Vd. último poste da série de 28 de Janeiro de 2011 > Guiné 63/74 - P7691: Memória dos lugares (128): Foto da Antiga Administração de Gabú (ex-Nova Lamego) (Virgínio Briote/Rui Fernandes)

2 comentários:

Luís Graça disse...

Camarigo Manuel Moreira:

Antes de mais um xicoração do tamanho do Corubal... E agora vai um apelo: do que é que estás à espera, com mais de 3 centenas de quadras e sextilhas do teu "diário de guerra" ?

O Cancioneiro do Xime é todo teu, ainda não apareceu mais nenhum poeta do Xime a pedir-te meças...

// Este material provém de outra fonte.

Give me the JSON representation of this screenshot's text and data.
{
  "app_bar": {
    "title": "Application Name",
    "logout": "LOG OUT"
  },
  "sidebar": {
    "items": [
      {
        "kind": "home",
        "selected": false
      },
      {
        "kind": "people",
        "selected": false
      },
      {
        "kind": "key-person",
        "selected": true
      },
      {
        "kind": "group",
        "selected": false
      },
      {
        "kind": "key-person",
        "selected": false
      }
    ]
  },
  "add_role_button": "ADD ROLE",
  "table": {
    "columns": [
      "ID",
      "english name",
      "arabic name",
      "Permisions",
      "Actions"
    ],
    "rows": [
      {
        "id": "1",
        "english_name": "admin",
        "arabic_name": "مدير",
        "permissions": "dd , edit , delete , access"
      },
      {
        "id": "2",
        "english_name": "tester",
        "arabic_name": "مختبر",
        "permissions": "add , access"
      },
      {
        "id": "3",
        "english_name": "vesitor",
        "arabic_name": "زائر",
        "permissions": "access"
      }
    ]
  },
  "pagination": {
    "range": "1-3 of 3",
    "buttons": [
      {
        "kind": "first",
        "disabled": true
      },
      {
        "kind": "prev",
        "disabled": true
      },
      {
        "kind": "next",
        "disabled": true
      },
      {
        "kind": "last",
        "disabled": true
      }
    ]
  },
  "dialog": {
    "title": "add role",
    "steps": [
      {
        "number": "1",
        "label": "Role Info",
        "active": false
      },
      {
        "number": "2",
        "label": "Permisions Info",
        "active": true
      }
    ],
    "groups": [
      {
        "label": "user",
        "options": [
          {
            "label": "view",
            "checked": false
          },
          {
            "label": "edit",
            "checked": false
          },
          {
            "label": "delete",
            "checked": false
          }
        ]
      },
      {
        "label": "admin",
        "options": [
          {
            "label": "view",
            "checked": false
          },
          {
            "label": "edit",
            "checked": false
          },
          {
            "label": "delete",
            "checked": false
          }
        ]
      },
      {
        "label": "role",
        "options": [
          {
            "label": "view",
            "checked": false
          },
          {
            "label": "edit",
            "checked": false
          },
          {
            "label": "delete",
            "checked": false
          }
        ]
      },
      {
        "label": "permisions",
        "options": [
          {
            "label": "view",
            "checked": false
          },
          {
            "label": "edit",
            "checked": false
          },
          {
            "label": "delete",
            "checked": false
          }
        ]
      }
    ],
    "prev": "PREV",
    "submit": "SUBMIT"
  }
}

Como em tempos escrevi, assinalando a tua entrada (formal) na nossa Tabanca Grande, a Ponta do Inglês foi um “matadouro”, para as nossas tropas e para as do PAIGC, sendo um sítio de trágica memória para muitos ex-combatentes que lá participaram em operações (ou que defenderam o destacamento, como tu).

Seria uma pena que os camaradas,amigos e camarigos da Guiné não pudessem chegar a conhecer o resto da tua obra poética...

Fica aqui o convite (e o desafio) para partilhares connosco o resto dos teus versos... Se não erro, só foram publicados dois postes dedicados ao Cancioneiro do Xime, com um intervalo de 3 anos e meio...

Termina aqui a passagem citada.